Pessoas vivendo com HTLV, pesquisadores, profissionais de saúde, movimentos sociais e gestores públicos estarão reunidos nesta terça-feira (25), em Salvador, para discutir como os avanços científicos e as articulações construídas durante a AIDS 2026 podem se transformar em ações concretas na Bahia. O Conexão HTLV SSA: Diálogos que Fortalecem Respostas será realizado das 8h às 12h, no auditório da Fiocruz Bahia.

Promovido pela Associação HTLVida, o encontro reunirá debate científico, participação comunitária, articulação política e a cerimônia do Prêmio HTLVida – Ceuci Nunes 2026. A programação também marcará a devolutiva da participação da organização na 26ª Conferência Internacional de AIDS, realizada entre 26 e 31 de julho, no Rio de Janeiro.

“O Conexão HTLV SSA não nasceu de um momento, mas de uma trajetória”, afirma Adijeane Oliveira, coordenadora executiva da HTLVida e pessoa vivendo com HTLV. Segundo ela, a participação na conferência deu novo impulso a uma mobilização construída há anos pela associação. “O encontro que realizamos em Salvador, no dia 25 de agosto, é exatamente isso: a devolutiva da nossa ida ao Rio, transformada em ação concreta.”

Da conferência internacional à realidade baiana

Os debates acompanhados pela delegação da HTLVida na AIDS 2026 foram incorporados à programação do encontro em Salvador. Entre os temas estão ampliação do diagnóstico, prevenção da transmissão vertical, acesso às inovações, integração do HTLV à atenção integral à saúde, financiamento sustentável e participação das comunidades na formulação das políticas públicas.

De acordo com Adijeane, uma atividade da Organização Pan-Americana da Saúde (OPAS) realizada durante a conferência reforçou o caráter urgente da resposta ao HTLV. A avaliação dialoga com documentos recentes da Organização Mundial da Saúde, que descrevem o HTLV-1 como um vírus ainda pouco reconhecido e defendem ações públicas mais coordenadas para ampliar a testagem e a prevenção. A OMS também iniciou a elaboração de recomendações específicas sobre testagem e prevenção do HTLV-1.

Outro eixo levado ao Rio foi o projeto Conexão HTLV-HIV: Diálogos que Fortalecem Respostas, que propõe aproveitar conhecimentos, serviços e estratégias já consolidados na resposta ao HIV para ampliar a atenção ao HTLV, respeitando as diferenças entre as duas infecções.
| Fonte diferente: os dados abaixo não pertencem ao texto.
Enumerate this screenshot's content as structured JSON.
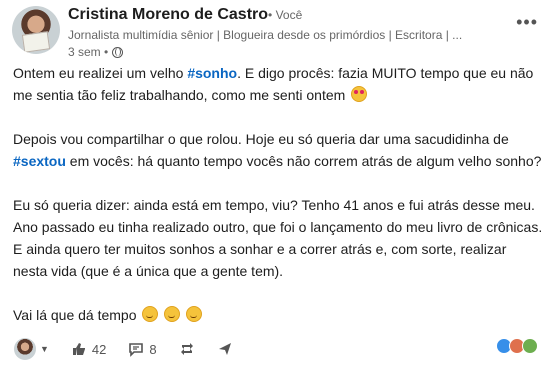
{
  "header": {
    "author_name": "Cristina Moreno de Castro",
    "relationship": "• Você",
    "headline": "Jornalista multimídia sênior | Blogueira desde os primórdios | Escritora | ...",
    "time": "3 sem •",
    "visibility_icon": "globe-icon",
    "more_icon": "more-options-icon"
  },
  "post": {
    "p1_a": "Ontem eu realizei um velho ",
    "p1_tag": "#sonho",
    "p1_b": ". E digo procês: fazia MUITO tempo que eu não me sentia tão feliz trabalhando, como me senti ontem",
    "p2_a": "Depois vou compartilhar o que rolou. Hoje eu só queria dar uma sacudidinha de ",
    "p2_tag": "#sextou",
    "p2_b": " em vocês: há quanto tempo vocês não correm atrás de algum velho sonho?",
    "p3": "Eu só queria dizer: ainda está em tempo, viu? Tenho 41 anos e fui atrás desse meu. Ano passado eu tinha realizado outro, que foi o lançamento do meu livro de crônicas. E ainda quero ter muitos sonhos a sonhar e a correr atrás e, com sorte, realizar nesta vida (que é a única que a gente tem).",
    "p4": "Vai lá que dá tempo"
  },
  "actions": {
    "like_count": "42",
    "comment_count": "8"
  },
  "icons": {
    "like": "thumbs-up-icon",
    "comment": "comment-icon",
    "repost": "repost-icon",
    "send": "send-icon"
  }
}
“Para o HTLV, o panorama é outro: vivemos uma defasagem de até 40 anos em relação ao HIV e enfrentamos patologias associadas à infecção que comprometem a qualidade de vida das pessoas”, afirma Adijeane. Para ela, a experiência da resposta ao HIV demonstra que a produção científica precisa estar acompanhada de políticas públicas, financiamento e participação das pessoas diretamente afetadas.

O objetivo do encontro é colocar no mesmo espaço quem produz conhecimento, quem organiza os serviços, quem decide sobre políticas e orçamento e quem vive diariamente as consequências da infecção. “Não é um encontro para informar, é um encontro para pactuar, para alinhar e para começar a mover, juntos, a história do HTLV na Bahia”, resume a coordenadora.
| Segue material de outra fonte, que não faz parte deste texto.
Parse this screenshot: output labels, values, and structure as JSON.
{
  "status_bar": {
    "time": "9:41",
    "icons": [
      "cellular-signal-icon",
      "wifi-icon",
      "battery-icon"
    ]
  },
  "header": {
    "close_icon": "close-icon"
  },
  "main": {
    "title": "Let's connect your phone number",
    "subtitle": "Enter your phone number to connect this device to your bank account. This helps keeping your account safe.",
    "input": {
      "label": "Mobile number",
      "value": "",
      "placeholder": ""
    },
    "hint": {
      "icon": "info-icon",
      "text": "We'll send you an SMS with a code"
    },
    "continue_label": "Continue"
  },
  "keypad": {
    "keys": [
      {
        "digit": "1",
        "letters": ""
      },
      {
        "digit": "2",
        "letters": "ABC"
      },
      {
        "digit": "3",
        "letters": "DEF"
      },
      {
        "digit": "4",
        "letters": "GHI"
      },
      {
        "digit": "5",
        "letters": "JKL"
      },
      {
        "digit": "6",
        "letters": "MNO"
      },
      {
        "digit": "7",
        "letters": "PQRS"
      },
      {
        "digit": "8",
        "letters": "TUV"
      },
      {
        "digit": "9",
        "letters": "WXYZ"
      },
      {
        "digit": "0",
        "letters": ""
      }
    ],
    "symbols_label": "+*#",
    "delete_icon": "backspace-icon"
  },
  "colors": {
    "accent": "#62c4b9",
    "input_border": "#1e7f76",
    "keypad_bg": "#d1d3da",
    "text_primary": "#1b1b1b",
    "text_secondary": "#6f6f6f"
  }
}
Pesquisas com dolutegravir estarão no centro do debate

Um dos principais momentos da programação será o Painel Futuro 2026, dedicado a duas linhas de pesquisa com dolutegravir, antirretroviral utilizado no tratamento do HIV que está sendo investigado em estudos relacionados ao HTLV-1.

O infectologista Carlos Brites, da Universidade Federal da Bahia (UFBA), apresentará resultados de pesquisas sobre o efeito do medicamento na carga proviral, em desfechos neurológicos e na qualidade de vida de pessoas vivendo com HTLV-1. Um estudo controlado de fase 2 publicado em 2026 encontrou redução da carga proviral e melhora em avaliações neurológicas entre participantes que receberam dolutegravir. Outro ensaio randomizado, com acompanhamento durante 96 semanas, identificou melhora em componentes físicos relacionados à qualidade de vida. Os resultados são promissores, mas ainda não significam que o medicamento esteja aprovado como tratamento específico para o HTLV.
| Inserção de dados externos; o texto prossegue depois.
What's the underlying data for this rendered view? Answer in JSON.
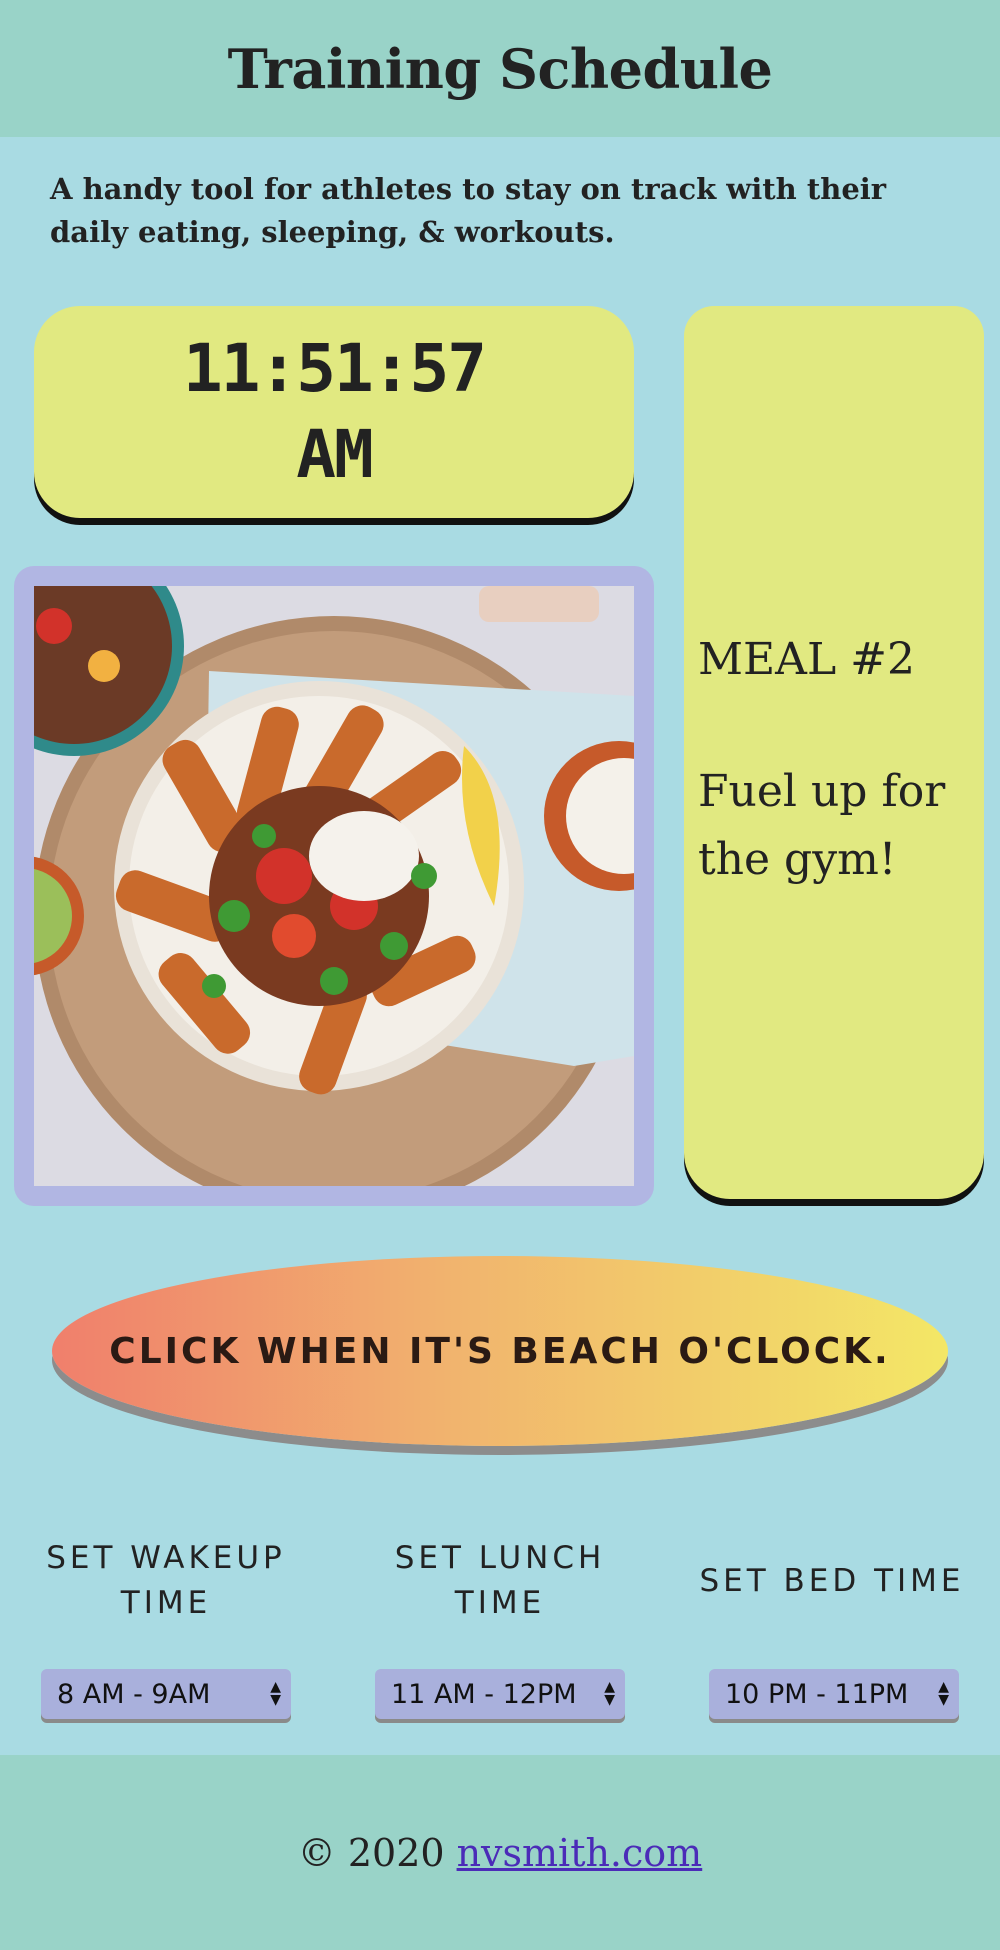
{
  "header": {
    "title": "Training Schedule"
  },
  "tagline": "A handy tool for athletes to stay on track with their daily eating, sleeping, & workouts.",
  "clock": {
    "time": "11:51:57",
    "period": "AM"
  },
  "meal": {
    "title": "MEAL #2",
    "message": "Fuel up for the gym!"
  },
  "beach_button": {
    "label": "CLICK WHEN IT'S BEACH O'CLOCK."
  },
  "times": [
    {
      "label": "SET WAKEUP TIME",
      "selected": "8 AM - 9AM"
    },
    {
      "label": "SET LUNCH TIME",
      "selected": "11 AM - 12PM"
    },
    {
      "label": "SET BED TIME",
      "selected": "10 PM - 11PM"
    }
  ],
  "footer": {
    "copyright": "© 2020",
    "link_text": "nvsmith.com"
  },
  "colors": {
    "background": "#a9dbe3",
    "header": "#99d3c8",
    "panel": "#e1e981",
    "photo_frame": "#b1b6e3",
    "select": "#a9b0dc",
    "link": "#4b2bb8"
  },
  "image": {
    "subject": "bowl of sweet potato fries with beans, salsa and sour cream"
  }
}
Para Adijeane, a apresentação dessas pesquisas em linguagem acessível é uma oportunidade de aproximar a academia das pessoas que vivem com o vírus, dos profissionais dos serviços e dos gestores públicos. “Queremos que todos compreendam que existe ciência brasileira produzindo respostas para o HTLV, que existe esperança real e que essa esperança precisa se transformar em política pública”, afirma.

O painel também apresentará o PrevINIr HTLV-TV, ensaio clínico conduzido pela Fiocruz Bahia para avaliar o uso do dolutegravir na prevenção da transmissão vertical do HTLV-1. O estudo randomizado de fase 2/3 deverá acompanhar 548 gestantes vivendo com o vírus e seus bebês até os 18 meses de idade. Um grupo receberá os cuidados atualmente recomendados associados ao dolutegravir; o outro seguirá as condutas assistenciais previstas nos protocolos em vigor.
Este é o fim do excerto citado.